Nick (Jim Broadbent) and Meg (Lindsay Duncan) head to Paris for their 30th wedding anniversary. However Nick’s romantic gesture soon begins to head off course when Meg wants to upgrade to a more expensive suite. As the weekend continues, the problems between the couple become increasingly apparent, with Nick pondering his future after he’s been forced to retire from the university he works at, while Meg isn’t sure whether she even wants to stay married now that the children have left.
The couple sway between attempts at romance and increasingly harsh bickering. When they bump into Nick’s old college friend Morgan (Jeff Goldblum), it throws into relief the differences between the people the couple once aspired to be and who they are now.
It’s often said that they don’t make movies about middle-aged/older people, however if there’s one movie they do make it’s this one, over and over again. And that’s essentially the problem with Le Week-end. Hanif Kureishi’s script moves from one old idea to another with little insight and plenty of repetition – bicker, momentary peace, bicker, momentary peace. Although it seems to think it’s covering new ideas, everything from empty nest syndrome to the thin line between familiarity and contempt has been played out many times before, and often with much deeper understanding.
As the film progresses I could feel an inward groan with each new idea, which simply lump another cliché of top of the last – from the bitterness over an old infidelity to the fact the couple were once children of the 60s who’ve now gone to sees. Indeed, that last observation is perhaps most telling. In the 60s many suggested the free love generation thought they’d invented being young, and with Le Week-end it feels like they think they’ve invented growing older too, and have lost none of their solipsism on the way.
And to make it even more annoying, it’s achingly middle class and precious about that fact. However it’s the movie version of being middle class, where it feels like it’s about how people think others live their lives, rather than being about real people (and that’s despite the fact many of those behind the movie are just the sort of middle-aged, middle-class people the film is supposedly about). Nick and Meg are bubble people who couldn’t possibly exist outside the contrivance of the film they’re placed in, yet no one involved seems to have the self-awareness to realise that. The real middle-class is far more interesting than this.

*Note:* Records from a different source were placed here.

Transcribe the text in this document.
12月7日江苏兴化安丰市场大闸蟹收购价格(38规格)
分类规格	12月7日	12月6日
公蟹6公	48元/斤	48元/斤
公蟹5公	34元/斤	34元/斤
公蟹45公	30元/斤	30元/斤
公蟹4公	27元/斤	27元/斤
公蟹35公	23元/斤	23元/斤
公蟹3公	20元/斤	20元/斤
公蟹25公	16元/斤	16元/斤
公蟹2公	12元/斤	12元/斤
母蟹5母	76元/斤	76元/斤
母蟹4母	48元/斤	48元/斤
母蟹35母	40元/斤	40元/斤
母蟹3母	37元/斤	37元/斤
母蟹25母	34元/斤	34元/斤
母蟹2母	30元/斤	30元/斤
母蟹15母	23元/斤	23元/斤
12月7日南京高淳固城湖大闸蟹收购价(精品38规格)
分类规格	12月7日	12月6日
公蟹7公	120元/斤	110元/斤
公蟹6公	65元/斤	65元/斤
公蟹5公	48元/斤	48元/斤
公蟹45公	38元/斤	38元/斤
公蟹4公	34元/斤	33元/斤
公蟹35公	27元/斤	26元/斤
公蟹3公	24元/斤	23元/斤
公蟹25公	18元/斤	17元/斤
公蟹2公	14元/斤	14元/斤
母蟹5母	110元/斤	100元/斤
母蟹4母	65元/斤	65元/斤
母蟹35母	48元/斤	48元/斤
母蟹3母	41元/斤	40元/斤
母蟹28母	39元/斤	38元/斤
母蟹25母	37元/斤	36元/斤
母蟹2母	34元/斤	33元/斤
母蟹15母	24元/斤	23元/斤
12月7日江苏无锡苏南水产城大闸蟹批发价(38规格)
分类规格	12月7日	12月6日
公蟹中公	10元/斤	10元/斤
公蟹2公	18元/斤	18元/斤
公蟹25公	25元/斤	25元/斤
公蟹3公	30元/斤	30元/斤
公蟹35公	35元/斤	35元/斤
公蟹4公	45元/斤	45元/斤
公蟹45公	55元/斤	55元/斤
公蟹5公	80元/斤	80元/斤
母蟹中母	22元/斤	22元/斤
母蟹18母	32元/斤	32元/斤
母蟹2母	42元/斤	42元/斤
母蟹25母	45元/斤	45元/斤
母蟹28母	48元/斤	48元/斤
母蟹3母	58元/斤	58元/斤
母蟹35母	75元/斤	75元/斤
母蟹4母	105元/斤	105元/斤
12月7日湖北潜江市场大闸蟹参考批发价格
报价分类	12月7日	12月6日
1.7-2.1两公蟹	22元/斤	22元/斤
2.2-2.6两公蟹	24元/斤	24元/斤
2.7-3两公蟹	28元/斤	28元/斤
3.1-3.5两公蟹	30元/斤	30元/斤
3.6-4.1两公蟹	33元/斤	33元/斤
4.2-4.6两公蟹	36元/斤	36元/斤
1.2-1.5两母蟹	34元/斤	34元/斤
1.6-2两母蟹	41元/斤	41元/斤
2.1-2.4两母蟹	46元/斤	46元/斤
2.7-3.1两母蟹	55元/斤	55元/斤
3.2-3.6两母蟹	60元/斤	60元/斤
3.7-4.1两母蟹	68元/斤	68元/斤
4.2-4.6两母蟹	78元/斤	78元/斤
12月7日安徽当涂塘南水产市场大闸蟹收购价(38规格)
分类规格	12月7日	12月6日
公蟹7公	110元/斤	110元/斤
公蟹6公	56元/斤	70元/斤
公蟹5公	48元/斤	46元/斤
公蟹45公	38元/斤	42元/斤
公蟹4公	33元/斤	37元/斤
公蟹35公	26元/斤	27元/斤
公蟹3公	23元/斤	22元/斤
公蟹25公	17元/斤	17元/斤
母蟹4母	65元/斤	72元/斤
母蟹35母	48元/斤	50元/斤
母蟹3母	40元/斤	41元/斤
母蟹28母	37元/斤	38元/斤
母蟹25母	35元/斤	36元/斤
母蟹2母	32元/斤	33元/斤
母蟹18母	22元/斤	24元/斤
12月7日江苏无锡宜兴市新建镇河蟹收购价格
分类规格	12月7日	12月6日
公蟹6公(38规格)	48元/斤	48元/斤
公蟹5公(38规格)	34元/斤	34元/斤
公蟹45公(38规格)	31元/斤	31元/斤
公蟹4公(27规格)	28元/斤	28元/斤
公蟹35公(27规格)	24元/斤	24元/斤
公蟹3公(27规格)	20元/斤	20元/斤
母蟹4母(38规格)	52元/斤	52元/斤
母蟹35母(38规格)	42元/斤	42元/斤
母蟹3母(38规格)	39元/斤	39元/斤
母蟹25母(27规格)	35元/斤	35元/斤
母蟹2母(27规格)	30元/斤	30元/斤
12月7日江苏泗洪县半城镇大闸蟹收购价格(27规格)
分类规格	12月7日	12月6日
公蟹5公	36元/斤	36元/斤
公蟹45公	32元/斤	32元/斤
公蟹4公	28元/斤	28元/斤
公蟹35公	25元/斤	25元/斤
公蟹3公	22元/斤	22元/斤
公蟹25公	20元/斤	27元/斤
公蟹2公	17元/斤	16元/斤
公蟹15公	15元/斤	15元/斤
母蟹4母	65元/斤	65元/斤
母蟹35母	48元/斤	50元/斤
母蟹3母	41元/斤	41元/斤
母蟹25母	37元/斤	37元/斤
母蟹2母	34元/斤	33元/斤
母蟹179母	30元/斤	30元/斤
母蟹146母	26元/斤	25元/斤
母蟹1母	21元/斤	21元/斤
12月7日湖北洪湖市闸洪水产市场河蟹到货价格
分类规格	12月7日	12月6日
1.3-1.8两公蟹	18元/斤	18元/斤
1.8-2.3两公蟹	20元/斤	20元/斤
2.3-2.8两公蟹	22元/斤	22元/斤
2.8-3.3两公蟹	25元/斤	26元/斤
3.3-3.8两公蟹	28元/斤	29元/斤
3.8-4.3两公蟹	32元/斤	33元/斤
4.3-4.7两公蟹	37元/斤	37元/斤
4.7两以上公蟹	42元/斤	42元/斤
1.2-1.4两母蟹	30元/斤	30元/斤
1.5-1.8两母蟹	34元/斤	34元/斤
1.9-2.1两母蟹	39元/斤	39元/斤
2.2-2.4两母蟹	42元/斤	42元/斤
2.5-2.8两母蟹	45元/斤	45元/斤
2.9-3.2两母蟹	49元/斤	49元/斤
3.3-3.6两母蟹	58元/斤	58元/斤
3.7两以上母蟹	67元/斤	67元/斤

All that said, the movie does have two excellent cards up its sleeve to try and paper over the fact it’s actually rather tedious and treading water intellectually – Jim Broadbent and Lindsay Duncan. The latter in particularly gives an almost Oscar calibre performance in a role that could easily have come across as a complete harridan in other hands (indeed, there are moments when the film comes painfully close to seeming like it simply doesn’t like women). The lead duo gives it their all and in themselves they’re often quite charming, ensuring that the movie is actually pretty watchable for the most part.
Well, kind of, as Duncan and Broadbent make most of the film’s individual sequences watchable. It’s just when you start piecing those sequences together you realise the film has nothing to say that hasn’t been said 100 times before, and it’s going to do it in a way that reflects how the makers think people live, rather than they really do.
Overall Verdict: With great performances from Jim Broadbent and Lindsay Duncan, Le Week- seems to think it’s got something interesting to say, but it doesn’t seem to realise many others have said it better before or that it’s about the idea of the middle-classes rather than actual middle-classes.